Elsewhere, post-trade infrastructure incumbents and startups meditated on the possibility that distributed ledgers might prevent the next Lehman's collapse. This proposition, moderated by Consult Hyperion's Salome Parulava, seems sane enough. It was a couple of days after Lehman that banks froze and were unable to lend or bank with each other because nobody knew who owned what any more.

Greg Schvey, CEO of Axoni, which has built a blockchain-like system for ICAP and its partners, said that as far as fabled golden records are concerned, there are workable trade information warehouses, but this means a scattering of data and a need for continual reconciliation.

Taking the side of incumbents, Jennifer Peve of the DTCC said the best way to retain a semblance of governance would be through a careful and gradual process of integration, "plugging into infrastructure".

Schvey said things varied depending on which architecture one selected, "whether or not to have a logic layer baked in". He mentioned Bitcoin in the capacity and also the messaging system used by Ethereum and said Axoni had seen better results with the latter.

Parulava lamented that Clearmatics CEO Robert Sams, who was billed on the panel, had not made it to the event. This is definitely true, because Sams offers less quarter to automated intermediation than anyone on that panel and most people looking at this space.

In fact he suggests a "centralisation paradox" can befall blockchain design, depending on where the distributed ledger is located in the post-trade lifecycle.

If the distributed ledger technology (DLT) comes only at the end of the post-trade life cycle, then some other technology or technologies are automating the post trade processes up until that point. Then the DLT could end up turning a distributed, industry-wide golden record into an intermediary technology service, even if the DLT is itself a technology commons and open source.

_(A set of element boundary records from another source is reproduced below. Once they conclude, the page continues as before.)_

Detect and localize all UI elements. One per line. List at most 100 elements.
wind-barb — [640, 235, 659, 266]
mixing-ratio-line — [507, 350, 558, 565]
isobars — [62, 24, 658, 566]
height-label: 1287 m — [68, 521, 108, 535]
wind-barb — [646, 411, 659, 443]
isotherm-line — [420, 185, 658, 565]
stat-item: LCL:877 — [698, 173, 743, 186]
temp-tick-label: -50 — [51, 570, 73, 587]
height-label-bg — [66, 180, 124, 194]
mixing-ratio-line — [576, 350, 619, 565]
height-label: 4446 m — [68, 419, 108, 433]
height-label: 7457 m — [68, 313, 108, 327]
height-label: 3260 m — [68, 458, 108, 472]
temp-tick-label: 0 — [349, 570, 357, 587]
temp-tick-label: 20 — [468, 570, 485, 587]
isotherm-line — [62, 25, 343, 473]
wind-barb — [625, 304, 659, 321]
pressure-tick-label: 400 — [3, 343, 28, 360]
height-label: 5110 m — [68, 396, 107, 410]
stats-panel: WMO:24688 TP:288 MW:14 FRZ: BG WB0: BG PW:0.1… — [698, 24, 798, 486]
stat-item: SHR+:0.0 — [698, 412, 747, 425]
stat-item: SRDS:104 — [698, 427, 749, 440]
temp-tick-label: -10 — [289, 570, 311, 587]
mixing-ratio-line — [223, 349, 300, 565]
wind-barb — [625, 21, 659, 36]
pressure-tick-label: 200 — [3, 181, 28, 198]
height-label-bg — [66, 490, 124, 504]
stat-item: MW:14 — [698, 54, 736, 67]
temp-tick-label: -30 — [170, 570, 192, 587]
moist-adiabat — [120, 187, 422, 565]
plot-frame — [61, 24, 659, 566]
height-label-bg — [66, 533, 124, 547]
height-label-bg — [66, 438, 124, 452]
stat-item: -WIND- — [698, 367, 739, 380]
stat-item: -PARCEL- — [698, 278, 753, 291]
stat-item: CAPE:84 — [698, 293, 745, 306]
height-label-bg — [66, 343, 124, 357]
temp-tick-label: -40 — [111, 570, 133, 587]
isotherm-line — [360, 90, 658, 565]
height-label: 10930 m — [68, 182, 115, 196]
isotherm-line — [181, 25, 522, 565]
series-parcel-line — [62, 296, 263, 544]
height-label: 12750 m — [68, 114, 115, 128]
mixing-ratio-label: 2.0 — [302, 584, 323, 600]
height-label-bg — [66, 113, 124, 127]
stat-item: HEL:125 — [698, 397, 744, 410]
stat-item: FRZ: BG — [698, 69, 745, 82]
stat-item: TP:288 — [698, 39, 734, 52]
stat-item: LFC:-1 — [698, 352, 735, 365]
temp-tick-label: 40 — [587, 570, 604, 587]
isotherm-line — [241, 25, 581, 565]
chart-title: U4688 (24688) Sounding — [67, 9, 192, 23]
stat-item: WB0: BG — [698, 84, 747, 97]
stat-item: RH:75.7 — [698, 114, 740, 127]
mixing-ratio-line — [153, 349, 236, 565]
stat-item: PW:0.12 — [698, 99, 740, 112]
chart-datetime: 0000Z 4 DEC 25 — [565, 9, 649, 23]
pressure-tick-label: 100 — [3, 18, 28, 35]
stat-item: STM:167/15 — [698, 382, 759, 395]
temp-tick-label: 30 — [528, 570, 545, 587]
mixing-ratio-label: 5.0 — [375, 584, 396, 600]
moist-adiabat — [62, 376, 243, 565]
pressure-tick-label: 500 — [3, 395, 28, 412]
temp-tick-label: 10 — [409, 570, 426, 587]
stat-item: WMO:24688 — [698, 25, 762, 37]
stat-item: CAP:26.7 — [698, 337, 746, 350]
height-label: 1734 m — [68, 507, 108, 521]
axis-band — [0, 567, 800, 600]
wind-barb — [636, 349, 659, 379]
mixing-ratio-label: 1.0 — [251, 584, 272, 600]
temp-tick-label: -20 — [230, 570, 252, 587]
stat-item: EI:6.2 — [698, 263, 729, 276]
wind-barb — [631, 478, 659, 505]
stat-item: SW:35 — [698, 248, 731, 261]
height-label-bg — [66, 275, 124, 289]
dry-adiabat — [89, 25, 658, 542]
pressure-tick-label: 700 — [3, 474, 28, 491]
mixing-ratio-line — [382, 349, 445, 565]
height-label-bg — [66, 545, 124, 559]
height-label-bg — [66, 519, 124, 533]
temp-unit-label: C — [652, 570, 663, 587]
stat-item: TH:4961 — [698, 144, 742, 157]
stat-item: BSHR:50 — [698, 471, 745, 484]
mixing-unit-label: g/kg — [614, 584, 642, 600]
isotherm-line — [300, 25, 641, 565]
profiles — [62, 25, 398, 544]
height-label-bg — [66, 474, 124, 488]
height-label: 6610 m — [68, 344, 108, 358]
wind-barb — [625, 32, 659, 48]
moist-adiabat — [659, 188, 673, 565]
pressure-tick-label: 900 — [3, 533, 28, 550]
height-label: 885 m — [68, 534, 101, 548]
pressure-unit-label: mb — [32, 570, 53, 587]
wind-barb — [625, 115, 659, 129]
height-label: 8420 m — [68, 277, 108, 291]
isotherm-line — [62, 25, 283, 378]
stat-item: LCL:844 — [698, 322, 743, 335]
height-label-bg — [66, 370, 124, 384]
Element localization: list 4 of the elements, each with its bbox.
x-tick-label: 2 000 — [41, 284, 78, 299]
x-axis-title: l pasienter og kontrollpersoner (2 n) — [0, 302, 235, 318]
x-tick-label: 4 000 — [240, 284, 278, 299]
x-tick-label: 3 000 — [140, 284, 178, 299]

This could have the rather paradoxical consequence of actually concentrating rather than decentralising post-trade intermediation. It's a process that needs to be automated and if the automation of that process isn't based on a model of distributed automation, but some other type of technology, it doesn't matter that the distributed ledger is distributed, Sams points out.

It's interesting to see the industry wrestle with the concept of shared ledger technology and how much intermediation and centralisation might accompany that. But it would be remiss to say this sort of difficulty only befalls the herd of banking and finance blockchain builders and marketers out there.

At a panel session on reaching consensus on open blockchains, Ethereum's Vitalik Buterin pointed out the same sort of internal centralisation risks blight Bitcoin, "because if the spec is an implementation then the developers of that implementation become the new point of centralisation."